While several options for the design of the IAI can be envisioned, from the above we can see that the IAI should be dynamically configurable and preferably implement some sort of multi-level hierarchy.

# C. Fault Indication and Propagation Infrastructure

The Fault Indication and Propagation Infrastructure (FIPI) is an important part in the demonstrator. Faults that are detected in the instruments, inside blocks which in turn are inside components, might threaten the operation of the complete MPSoC, unless proper action is taken. The time between the manifestation of the fault and the corresponding action is critical, not just for correct operation, but also for performance. Therefore, the FIPI implements an interrupt-like function that propagate fault indications. in instruments that are capable of fault detection, to a system-level fault indication instrument that holds a global fault indication. In other words, the fault indication at the fault detection instrument identifies the fault origin, but this information takes a certain time to access. In contrast, the system level fault indication instrument just indicates that a fault is present somewhere in the MPSoC, but can be quickly accessed, much like an interrupt. To facilitate identification of the fault origin, the FIPI implements a traceable path back to the instrument (or instruments) that first raised the alarm.

### D. Resource Manager

The purpose of the Resource Manager (RM) is to obtain correct system operation and maximize the system's throughput. The RM is implemented as software that runs on the master CPU, and it performs these two main tasks:

- Schedules and assigns (distributes) jobs to available components (CPUs, DSPs, accelerators, etc.), and
- Provides fault handling, i.e. keeps track of defective components, with the goal of increasing both system availability and reliability.

For scheduling, the RM assumes given is a list of jobs and the number of components from each component type in the MPSoC. Each job in the job list is associated with an execution time and a criticality (priority) level. The goal of the RM is to assign jobs to the components, such that the total time required for all the jobs to be completed while utilizing the available components in the MPSoC is minimized. Due to the fact that faults may occur during the execution of jobs and that some components may become defective during system operation, the RM needs to provide some fault handling to obtain correct system operation.

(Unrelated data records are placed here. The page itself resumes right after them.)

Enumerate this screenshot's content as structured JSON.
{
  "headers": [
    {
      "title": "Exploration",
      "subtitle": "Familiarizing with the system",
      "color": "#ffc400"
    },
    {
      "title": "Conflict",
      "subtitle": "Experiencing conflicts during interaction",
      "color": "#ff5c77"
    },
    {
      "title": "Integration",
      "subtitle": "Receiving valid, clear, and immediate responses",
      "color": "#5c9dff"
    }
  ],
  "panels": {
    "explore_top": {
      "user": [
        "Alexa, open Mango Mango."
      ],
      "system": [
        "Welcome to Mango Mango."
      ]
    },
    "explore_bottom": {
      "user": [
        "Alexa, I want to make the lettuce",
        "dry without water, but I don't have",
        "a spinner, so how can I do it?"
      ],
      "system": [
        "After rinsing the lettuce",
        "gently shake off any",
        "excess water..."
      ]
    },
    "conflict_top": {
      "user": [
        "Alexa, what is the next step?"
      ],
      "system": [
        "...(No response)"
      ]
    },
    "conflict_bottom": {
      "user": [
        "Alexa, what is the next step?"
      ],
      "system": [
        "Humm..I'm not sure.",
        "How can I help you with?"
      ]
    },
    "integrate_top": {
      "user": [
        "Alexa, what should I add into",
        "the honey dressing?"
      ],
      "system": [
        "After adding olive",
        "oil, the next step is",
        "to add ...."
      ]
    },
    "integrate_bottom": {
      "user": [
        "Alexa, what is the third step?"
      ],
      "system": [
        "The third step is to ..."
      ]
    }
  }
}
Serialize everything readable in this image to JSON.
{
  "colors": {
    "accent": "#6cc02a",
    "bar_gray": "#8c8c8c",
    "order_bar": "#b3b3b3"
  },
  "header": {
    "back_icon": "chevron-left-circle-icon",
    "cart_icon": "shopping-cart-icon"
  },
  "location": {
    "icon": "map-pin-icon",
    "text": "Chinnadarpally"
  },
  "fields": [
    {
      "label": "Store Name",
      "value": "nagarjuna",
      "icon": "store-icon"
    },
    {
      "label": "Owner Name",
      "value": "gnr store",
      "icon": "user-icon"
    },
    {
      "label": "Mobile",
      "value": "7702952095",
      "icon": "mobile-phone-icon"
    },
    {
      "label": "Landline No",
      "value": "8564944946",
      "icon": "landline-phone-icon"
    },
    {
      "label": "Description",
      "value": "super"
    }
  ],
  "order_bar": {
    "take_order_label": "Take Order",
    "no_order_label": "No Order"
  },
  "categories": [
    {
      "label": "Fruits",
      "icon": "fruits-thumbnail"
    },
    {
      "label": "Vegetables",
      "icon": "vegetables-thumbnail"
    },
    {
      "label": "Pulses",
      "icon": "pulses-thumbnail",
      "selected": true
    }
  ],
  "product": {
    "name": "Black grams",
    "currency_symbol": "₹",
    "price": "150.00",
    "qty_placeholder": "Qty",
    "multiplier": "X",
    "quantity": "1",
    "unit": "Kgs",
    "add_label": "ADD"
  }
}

For fault handling, close system observation is required from the RM to get information regarding the status of the MPSoC, e.g. answers are required to questions such as: Are there any errors in the CPUs on which jobs are being executed? Are there any defective parts in the MPSoC? There are multiple alternatives on how the fault handling is to be carried out. The demonstrator provides a number of features to facilitate fault handling.

To be able to detect malfunctioning of any of the components, it is required that the RM monitors the operation and constantly collects fault statuses by accessing the different instruments. The collected data is analyzed and appropriate action is carried out by the RM. An appropriate action can be to employ a fault-tolerant technique to a job or to initiate a functional test or a Built-In Self-Test. Based on the collected data, the RM can perform fault marking of components through a System Health Map (SHM) that keeps track on defective components. The RM inspects the SHM when scheduling jobs to identify fault-free components on which the jobs can be executed.

## E. Instrument Manager

The main objective of the Instrument Manager (IM) is to carry out the communication between the RM and the instruments. In that sense, the IM behaves as a mediator between the RM and the instruments.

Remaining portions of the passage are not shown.